Now for BFS, we need to go through the state tree in breadth-first order. To keep things general—in other words, free from any application-specific details—we are going to write a traversal function (to visit all of the states in order) and later filter the resulting state list for goal states. The traversal function will have the type bft :: Tree a -> [a]. It’s a bit trickier, but the technique here is to get a second function (here called bft_) to handle a list of trees at a time, then the main function calls it with the original tree in a singleton list.

 bft :: Tree a -> [a]
 bft t = bft_ [t]
 bft_ :: [Tree a] -> [a]
 bft_ trees = [ x | Node x _ <- trees ]
  ++ bft_ (concat $ map subForest trees)

You can think of bft_ as taking the next list of trees, skimming off the root values of the trees, and adding on the result of traversing the various child trees. The child traversal works by taking all of the children, flattening the lists of children to a flat list, and then running bft_ on this new list. If it helps, draw the picture and check how the code mirrors an informal level-by-level sweep.

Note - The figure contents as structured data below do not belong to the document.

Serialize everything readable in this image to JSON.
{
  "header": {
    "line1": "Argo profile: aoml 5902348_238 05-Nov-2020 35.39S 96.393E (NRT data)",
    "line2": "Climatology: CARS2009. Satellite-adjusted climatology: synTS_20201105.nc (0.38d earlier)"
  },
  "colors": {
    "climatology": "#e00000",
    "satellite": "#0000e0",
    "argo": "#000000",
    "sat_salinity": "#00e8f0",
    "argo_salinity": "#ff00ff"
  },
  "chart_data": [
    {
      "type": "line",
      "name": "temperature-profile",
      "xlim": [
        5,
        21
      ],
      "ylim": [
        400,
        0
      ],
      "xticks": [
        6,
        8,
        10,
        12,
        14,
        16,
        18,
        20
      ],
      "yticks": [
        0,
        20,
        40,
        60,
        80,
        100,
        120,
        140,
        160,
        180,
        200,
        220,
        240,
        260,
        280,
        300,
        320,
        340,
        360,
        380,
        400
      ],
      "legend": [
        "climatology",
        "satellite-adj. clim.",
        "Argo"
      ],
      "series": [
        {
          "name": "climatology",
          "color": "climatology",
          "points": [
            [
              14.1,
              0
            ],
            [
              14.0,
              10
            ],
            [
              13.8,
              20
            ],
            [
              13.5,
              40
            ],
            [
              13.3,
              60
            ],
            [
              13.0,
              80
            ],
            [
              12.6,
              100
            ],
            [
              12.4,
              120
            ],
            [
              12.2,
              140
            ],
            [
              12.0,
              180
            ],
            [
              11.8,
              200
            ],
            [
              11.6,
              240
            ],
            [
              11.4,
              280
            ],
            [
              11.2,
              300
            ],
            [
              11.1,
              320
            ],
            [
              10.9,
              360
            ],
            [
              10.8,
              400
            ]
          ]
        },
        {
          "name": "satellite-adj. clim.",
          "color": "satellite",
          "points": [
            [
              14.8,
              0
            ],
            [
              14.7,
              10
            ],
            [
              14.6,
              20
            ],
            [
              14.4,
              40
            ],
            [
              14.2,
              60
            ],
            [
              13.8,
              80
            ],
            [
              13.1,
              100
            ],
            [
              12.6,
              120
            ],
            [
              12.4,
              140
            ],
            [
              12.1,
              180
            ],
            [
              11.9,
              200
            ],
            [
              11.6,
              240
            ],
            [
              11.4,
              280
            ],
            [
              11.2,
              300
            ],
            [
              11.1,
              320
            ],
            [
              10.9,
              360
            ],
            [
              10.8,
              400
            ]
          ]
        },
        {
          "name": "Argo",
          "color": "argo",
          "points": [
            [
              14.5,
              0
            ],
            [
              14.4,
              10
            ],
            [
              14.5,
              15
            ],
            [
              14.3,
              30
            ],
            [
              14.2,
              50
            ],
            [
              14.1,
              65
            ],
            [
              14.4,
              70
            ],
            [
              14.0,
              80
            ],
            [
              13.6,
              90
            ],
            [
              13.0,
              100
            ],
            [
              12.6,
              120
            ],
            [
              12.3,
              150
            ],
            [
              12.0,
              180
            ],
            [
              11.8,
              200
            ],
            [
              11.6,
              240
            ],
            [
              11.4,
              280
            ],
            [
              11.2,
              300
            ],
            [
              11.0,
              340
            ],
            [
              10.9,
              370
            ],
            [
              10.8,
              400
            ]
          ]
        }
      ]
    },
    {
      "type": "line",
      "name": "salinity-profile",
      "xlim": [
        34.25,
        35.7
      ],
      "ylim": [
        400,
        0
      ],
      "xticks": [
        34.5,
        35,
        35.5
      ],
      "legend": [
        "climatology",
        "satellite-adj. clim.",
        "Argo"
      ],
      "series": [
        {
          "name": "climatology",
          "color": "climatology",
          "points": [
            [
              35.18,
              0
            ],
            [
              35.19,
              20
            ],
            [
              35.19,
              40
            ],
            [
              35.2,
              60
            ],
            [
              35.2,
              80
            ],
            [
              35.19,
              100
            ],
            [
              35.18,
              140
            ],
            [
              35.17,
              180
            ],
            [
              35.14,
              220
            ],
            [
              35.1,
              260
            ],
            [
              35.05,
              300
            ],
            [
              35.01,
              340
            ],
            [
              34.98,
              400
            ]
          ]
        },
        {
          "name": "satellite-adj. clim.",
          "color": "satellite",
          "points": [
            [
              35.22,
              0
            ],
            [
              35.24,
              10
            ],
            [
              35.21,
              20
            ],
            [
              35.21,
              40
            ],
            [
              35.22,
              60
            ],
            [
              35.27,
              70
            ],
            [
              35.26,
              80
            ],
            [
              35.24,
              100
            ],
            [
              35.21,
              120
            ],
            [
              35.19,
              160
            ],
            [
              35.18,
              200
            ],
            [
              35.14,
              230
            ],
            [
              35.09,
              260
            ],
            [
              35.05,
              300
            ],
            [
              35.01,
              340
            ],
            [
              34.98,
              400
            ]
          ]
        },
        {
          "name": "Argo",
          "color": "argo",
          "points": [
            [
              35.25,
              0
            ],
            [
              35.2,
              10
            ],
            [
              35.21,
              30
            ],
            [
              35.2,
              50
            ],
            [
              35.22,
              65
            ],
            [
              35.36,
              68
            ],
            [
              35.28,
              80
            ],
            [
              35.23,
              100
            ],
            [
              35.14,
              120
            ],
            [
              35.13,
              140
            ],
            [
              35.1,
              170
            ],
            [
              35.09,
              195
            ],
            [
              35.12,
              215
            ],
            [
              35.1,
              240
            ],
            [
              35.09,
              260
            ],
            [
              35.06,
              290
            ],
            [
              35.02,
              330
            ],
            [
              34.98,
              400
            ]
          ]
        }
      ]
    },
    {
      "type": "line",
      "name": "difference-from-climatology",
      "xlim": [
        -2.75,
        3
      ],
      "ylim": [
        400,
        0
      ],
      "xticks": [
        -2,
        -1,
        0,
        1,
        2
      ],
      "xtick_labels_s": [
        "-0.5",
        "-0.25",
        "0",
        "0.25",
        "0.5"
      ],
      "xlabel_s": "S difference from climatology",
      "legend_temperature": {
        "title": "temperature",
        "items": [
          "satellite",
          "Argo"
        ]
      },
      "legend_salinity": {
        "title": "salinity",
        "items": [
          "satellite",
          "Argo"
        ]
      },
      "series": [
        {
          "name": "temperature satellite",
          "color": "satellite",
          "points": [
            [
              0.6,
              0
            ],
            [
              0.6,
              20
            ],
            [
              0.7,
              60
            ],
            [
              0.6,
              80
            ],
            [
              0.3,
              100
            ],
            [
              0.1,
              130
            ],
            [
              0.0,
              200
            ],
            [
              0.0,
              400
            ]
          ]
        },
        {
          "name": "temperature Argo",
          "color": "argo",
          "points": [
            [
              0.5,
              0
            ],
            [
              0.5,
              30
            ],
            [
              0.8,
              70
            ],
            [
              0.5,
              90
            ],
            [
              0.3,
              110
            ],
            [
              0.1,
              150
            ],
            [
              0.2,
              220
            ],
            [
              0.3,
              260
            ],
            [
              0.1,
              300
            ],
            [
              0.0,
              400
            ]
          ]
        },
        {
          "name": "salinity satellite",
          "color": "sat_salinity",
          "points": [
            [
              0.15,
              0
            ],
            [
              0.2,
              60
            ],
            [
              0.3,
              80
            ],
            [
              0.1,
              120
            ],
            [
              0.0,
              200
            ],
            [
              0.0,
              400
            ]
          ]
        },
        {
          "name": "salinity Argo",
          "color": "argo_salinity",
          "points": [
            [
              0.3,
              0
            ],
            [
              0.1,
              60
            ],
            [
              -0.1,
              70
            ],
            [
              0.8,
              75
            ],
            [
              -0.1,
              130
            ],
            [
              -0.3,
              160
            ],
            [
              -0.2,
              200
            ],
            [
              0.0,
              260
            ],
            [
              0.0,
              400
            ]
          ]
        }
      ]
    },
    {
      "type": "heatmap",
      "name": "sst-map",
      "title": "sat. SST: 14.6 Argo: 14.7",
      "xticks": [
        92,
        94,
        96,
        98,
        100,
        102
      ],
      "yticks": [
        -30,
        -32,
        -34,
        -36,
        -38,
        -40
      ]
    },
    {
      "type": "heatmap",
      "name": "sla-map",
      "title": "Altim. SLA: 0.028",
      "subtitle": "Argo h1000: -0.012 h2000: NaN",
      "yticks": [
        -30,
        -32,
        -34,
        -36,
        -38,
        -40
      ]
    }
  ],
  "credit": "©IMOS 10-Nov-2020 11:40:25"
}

The last step is to identify when we have found “goal” states—states that solve the required problem. We can do this by passing in a predicate of type a -> Bool and using it when filtering the output of bft. Putting this all together, we get the following.

 breadth_first_search :: (s -> Bool) -- goal test
  -> (s -> [s]) -- state generator
  -> s -- initial state
  -> [s] -- solutions out
 breadth_first_search is_goal children_of
  = filter is_goal
  . bft
  . state_tree children_of

To recap: we build the state tree, then do a breadth-first traversal of it to get a list of states to try, then return the ones that correspond to solved goals.

That’s our solution. Now compare this to implementations in your favorite language. Is this more modular? More reusable?